"Loving Yourself Means Drawing Those Boundaries"

The best advice I was ever told was “never date anyone that makes you believe you are hard to love.”

Usually, whenever my friends complained about prospective boothangs, it often resembled a familiar tune. Boys would take too long to respond and were too quick to say what they knew my friends wanted to hear. But the primary issue with these sorts of “mixed signals” is why the other person acts that way or would just never show up at all. It would make them feel insecure, unchill or the “c-word”, by which I mean crazy, having to wade through the murky no man’s land of perpetual limbo, sporadic texts or unclear intentions. But the truth is, if you don’t know with a guy, it’s a no. I can’t tell you how many times I had to gently whisper this painful truth in conversations with my stressed out, nearly teary-eyed girI friends. And I can’t tell you how many times I had to gently whisper this to myself.

When his words and actions are unreliable, drawing a boundary is hard. In fact, we may be counterintuitive to the very way we are naturally wired as humans. According to Ivan Pavlov’s Theory of Classical Conditioning, our behavior is a result of a learning process in which new behaviors are modified through their association with consequences. In a lab setting, they found that the most effective reinforcements of their rat specimen’s behavior was when the timing of reinforcing food pellets was unpredictable. So for humans, naturally, our reward centers light up like a Christmas tree when we gamble or play lottery games.

All of this is all to say that, girl, you made yourself the rat.

He may want to spend time with you. He may want to hook up with you. Decide if this capacity works for you. If it does, great! But if it doesn’t, don’t perpetuate your own heartbreak. If you want him, and he wants you only some of the time, your self esteem becomes frantic for the food pellets. This is not good for your soul. So while it is incredibly difficult to un-make yourself the rat, it is also incredibly liberating when you feel in control of yourself–your time, your boundaries and that presh little heart that works hard to beat for you every day. Next time when those seeds of doubt manifest into that unsettling feeling of deep insecurity, it’s time to realize you have different needs (not worse) and just move on.

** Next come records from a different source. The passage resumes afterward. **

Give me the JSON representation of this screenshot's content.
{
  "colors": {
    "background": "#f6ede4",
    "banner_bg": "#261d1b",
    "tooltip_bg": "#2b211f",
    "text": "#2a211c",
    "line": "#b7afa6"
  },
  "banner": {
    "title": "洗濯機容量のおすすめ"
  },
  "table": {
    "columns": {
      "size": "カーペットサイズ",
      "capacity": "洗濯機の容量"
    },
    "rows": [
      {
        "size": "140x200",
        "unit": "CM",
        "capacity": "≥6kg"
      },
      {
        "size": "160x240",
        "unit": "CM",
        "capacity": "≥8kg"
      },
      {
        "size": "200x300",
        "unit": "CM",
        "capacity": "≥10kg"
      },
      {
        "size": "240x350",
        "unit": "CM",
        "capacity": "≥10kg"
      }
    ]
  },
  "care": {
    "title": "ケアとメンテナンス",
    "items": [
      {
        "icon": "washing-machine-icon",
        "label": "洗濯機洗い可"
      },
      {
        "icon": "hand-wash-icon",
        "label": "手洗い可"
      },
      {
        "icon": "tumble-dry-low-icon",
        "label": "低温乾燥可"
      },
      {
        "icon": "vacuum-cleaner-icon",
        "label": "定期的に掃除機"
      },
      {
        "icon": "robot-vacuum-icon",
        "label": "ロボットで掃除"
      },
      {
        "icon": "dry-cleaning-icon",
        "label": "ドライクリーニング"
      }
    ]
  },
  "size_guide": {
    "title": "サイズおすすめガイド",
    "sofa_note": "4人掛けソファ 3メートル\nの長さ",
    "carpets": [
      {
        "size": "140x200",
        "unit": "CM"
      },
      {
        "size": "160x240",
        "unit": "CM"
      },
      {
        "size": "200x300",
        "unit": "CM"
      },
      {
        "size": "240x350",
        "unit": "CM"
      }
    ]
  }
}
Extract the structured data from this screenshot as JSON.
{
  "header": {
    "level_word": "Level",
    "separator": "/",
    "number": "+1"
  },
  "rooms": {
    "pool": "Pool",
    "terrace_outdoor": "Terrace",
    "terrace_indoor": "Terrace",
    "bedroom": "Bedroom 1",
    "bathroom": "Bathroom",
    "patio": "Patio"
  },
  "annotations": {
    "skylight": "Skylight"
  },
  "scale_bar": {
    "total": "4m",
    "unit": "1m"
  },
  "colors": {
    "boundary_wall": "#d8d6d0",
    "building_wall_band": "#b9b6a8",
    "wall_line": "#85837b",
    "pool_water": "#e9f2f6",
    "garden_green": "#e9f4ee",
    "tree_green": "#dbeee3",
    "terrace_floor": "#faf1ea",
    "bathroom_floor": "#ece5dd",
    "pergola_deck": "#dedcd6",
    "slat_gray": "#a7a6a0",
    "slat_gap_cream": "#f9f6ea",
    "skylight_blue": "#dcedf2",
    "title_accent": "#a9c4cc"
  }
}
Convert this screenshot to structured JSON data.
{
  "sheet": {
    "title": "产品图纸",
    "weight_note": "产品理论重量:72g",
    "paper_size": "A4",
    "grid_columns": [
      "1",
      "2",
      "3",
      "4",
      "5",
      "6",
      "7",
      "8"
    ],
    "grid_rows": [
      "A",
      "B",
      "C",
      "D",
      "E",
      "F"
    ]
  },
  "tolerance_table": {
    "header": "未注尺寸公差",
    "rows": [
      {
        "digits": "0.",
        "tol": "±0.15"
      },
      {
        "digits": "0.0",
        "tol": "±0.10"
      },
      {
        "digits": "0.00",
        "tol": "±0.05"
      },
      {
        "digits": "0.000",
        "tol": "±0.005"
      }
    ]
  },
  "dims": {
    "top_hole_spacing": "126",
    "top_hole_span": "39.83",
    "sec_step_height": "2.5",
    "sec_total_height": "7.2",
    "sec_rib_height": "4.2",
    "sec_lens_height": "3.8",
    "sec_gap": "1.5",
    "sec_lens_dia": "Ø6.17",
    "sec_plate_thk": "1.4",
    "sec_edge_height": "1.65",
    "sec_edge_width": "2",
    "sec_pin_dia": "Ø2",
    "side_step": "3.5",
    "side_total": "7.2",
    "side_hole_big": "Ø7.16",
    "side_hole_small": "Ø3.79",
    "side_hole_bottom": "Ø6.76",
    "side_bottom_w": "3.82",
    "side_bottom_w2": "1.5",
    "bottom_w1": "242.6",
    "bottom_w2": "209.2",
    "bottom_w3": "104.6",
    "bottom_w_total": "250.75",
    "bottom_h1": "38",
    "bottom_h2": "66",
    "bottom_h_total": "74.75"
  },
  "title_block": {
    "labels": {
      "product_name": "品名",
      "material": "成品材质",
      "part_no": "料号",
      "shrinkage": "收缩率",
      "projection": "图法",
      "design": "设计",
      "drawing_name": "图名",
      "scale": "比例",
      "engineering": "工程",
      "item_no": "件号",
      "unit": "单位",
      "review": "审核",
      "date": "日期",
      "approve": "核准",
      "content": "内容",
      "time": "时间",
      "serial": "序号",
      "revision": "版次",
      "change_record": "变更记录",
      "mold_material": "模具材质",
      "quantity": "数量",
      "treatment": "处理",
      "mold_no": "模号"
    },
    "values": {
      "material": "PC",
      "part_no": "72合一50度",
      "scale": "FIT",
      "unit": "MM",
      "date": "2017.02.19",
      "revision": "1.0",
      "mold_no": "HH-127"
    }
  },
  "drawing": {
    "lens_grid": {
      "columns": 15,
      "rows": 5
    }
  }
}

People can and do change. However, that growth is the responsibility of the other. Not yours. You can support them. You can point them to helpful external resources. Accept the person you are dating for who they are and who they are not. In the end, you can never and will never be able to change them into what you want them to be. So just ask yourself: if this person stayed like this forever, would you be down? So when they tell you who they are, believe them. When someone is really interested in you, you will know. When this happens, let things feel effortless, natural and easy. You will hear from this person often, as they are just as invested in progress and just as invested in you. There will not be mixed signals. It will be clear. Either he’s into you or he’s not. And either you’re into him or you're not. It’s really that easy. For real. And you will always be okay. I promise.